MATT’S MISHAPS

“Serving overseas as a small-town boy from America is intense, stressful and humorous! Enjoy a light-hearted story with me from our last 20 years overseas!”

— Matt 

Mind the Mine Field

Have you been on a military base before?  When we first moved overseas, security was thankfully not an issue for American bases.  We could drive up to the gate post, let them know we were Americans, and they would let us drive right onto the base.  With terrorism and real threats, getting onto an American base overseas base is no longer quite that easy.

The foreign military base next to our apartment building is a rundown complex that has seen better days.  The military and their facilities don’t get the same respect and resources they do in America.  I have never met a foreign soldier who hasn’t told me that he wished he served in the American forces.
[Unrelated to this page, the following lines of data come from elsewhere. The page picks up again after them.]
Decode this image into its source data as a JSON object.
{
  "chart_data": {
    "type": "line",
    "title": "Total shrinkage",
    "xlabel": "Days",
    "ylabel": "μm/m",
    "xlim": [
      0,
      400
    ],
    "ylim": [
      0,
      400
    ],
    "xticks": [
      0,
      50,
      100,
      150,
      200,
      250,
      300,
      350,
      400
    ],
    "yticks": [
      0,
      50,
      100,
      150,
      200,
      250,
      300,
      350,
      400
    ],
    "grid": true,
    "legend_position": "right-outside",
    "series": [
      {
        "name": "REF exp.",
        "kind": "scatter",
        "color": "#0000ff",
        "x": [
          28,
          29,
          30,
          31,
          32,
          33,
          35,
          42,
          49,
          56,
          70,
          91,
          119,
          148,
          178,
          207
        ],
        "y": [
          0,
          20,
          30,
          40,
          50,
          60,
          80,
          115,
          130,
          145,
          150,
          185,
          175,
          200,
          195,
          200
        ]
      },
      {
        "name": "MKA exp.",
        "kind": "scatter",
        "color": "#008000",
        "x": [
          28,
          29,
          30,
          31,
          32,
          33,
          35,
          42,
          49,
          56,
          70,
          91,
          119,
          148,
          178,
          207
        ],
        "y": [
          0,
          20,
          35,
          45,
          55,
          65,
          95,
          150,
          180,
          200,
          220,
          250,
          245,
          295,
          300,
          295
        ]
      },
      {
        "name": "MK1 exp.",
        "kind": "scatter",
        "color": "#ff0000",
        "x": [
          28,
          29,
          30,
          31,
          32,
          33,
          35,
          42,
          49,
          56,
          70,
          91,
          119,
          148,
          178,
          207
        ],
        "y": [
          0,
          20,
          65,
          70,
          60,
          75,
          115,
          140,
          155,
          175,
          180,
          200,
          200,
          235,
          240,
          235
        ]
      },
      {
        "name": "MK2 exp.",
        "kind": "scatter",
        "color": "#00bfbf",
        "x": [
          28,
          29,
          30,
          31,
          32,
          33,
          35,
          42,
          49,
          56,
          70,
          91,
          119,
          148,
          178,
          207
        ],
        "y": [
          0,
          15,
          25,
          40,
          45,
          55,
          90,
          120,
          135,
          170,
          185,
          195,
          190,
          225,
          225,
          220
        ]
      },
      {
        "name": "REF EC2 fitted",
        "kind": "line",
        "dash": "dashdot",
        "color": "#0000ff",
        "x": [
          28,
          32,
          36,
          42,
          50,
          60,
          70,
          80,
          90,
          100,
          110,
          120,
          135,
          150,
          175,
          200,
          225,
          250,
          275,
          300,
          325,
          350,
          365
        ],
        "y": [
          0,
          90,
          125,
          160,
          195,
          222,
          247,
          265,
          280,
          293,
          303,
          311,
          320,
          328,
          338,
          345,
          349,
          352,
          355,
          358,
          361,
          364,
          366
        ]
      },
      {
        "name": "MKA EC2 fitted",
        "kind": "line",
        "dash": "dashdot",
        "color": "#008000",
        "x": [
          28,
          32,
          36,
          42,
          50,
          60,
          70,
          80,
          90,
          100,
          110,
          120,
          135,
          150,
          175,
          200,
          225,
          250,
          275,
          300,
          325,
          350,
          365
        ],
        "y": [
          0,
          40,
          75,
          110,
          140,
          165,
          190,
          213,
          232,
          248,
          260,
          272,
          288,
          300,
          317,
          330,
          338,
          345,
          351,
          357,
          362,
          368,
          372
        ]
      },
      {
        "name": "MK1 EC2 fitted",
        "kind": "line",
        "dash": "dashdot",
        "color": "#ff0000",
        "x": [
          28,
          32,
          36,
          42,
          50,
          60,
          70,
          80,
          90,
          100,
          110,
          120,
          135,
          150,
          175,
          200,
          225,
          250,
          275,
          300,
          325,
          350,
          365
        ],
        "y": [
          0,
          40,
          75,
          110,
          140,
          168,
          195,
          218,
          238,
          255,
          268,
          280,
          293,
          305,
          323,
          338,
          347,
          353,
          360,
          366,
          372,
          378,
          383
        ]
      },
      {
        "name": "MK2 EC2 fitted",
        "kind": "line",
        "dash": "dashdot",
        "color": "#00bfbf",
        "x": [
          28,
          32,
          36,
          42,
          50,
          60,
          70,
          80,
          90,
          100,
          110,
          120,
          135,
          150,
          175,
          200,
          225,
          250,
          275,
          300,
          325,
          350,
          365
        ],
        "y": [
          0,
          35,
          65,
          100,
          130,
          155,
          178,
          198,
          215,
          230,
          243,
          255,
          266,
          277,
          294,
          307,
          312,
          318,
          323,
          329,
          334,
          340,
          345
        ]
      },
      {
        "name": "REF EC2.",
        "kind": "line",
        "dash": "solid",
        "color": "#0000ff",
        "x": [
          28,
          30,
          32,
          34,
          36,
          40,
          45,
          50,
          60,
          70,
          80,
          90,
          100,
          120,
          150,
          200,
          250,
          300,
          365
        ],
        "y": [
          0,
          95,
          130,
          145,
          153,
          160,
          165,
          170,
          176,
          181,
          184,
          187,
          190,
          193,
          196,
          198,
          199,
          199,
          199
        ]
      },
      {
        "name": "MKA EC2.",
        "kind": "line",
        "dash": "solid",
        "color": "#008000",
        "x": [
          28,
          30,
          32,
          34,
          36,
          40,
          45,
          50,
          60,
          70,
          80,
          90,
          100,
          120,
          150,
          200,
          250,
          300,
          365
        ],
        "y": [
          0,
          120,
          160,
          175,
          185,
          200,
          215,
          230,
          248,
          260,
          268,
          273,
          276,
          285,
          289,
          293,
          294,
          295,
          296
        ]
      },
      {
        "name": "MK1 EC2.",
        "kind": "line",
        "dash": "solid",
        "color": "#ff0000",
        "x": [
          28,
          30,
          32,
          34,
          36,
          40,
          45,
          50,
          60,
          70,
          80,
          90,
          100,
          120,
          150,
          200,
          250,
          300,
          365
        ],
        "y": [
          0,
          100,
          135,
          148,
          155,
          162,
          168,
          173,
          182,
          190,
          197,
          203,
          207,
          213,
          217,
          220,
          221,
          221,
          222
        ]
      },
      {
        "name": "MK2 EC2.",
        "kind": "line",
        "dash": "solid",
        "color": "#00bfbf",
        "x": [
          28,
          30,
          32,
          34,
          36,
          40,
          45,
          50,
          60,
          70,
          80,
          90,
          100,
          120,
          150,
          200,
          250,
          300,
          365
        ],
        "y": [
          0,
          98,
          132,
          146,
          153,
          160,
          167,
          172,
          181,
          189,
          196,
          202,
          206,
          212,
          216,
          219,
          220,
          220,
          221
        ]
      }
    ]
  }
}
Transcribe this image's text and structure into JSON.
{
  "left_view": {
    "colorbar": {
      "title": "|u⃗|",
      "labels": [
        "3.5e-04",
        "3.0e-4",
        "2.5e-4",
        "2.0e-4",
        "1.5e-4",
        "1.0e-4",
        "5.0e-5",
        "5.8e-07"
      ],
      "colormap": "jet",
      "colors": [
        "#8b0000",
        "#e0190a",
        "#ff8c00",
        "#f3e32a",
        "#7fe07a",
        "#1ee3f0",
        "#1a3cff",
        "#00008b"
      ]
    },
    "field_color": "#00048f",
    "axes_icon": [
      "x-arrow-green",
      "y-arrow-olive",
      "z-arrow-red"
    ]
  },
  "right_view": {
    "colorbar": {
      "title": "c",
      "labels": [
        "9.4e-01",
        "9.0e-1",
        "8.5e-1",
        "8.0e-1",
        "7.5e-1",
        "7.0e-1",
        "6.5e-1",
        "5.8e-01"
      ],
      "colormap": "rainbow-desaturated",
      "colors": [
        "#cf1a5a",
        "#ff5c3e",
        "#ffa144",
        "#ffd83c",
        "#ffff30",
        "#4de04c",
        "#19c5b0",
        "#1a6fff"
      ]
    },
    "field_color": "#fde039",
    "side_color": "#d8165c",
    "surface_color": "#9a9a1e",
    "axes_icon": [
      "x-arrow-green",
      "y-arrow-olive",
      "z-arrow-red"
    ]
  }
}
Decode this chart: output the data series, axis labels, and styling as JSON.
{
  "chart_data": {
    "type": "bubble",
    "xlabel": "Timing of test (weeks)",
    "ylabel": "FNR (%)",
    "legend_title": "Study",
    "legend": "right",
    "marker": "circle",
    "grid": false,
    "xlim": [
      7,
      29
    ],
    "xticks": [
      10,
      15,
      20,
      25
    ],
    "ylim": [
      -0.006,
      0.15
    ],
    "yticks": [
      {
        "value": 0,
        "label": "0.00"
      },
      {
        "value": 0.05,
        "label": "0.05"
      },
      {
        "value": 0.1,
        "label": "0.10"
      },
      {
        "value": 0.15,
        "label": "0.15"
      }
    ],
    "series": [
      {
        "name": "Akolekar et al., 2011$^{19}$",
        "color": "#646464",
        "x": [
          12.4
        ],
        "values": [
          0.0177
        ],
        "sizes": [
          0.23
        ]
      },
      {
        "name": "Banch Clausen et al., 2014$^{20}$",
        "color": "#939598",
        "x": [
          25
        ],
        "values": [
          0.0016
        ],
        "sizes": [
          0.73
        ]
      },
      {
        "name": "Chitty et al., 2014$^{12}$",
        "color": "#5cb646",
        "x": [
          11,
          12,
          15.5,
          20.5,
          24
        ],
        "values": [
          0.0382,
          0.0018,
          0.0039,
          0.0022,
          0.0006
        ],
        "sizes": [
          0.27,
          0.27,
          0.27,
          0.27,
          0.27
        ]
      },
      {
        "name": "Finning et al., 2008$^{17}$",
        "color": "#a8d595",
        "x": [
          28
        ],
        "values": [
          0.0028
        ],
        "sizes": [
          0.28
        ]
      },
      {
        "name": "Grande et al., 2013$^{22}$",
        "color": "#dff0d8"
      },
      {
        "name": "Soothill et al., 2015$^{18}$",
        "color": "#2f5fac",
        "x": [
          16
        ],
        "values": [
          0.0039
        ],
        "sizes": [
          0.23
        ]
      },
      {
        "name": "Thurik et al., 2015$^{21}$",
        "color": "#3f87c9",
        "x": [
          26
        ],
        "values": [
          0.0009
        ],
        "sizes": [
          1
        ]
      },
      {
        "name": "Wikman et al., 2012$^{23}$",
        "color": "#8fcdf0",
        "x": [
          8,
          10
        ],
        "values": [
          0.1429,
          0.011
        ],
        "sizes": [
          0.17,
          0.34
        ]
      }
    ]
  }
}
My wife spent her first couple years of life near an overseas American Air Force base as her dad served as an elementary teacher to military kids.  Today we live overseas in an apartment complex that borders along a foreign military army base.  Our view out our windows is of the military’s high school playground and a field used for maneuvers. 

A foreign friend of mine in their air force was organizing a half marathon race for service men and women.  My friend invited me to join in the race, and I encouraged my wife to join along with me.  She was a good sport, traveled with me, and jumped into the race.  The base authorities allowed us in as Americans and special guests.  The race course wound around their base, but didn’t have many of the typical amenities a normal long race would have – like port-a-pots.  The other runners were familiar with the route that stretched around their workplace (the base) and the race organizers didn’t inform us of the features around the course.  As we were reaching the last miles of the race and had been over-hydrating along the way, my wife needed to find a bathroom, which there was none.  I noticed an out-of-the-way, lightly wooded and vegetated field that would serve as a perfect port-a-pot and I encouraged her to use the facilities.  I didn’t notice that off in the distance was a military police patrol vehicle, who had been following the only clueless people on the course.  I was waiting on the road for my wife when the officers pulled up to me.  They advised me to get my wife quickly back on the course as she was in a mine field.  Needless to say, she finished up quickly, and got back on the course.

Foreign military bases can be interesting places overseas, but don’t get off the course.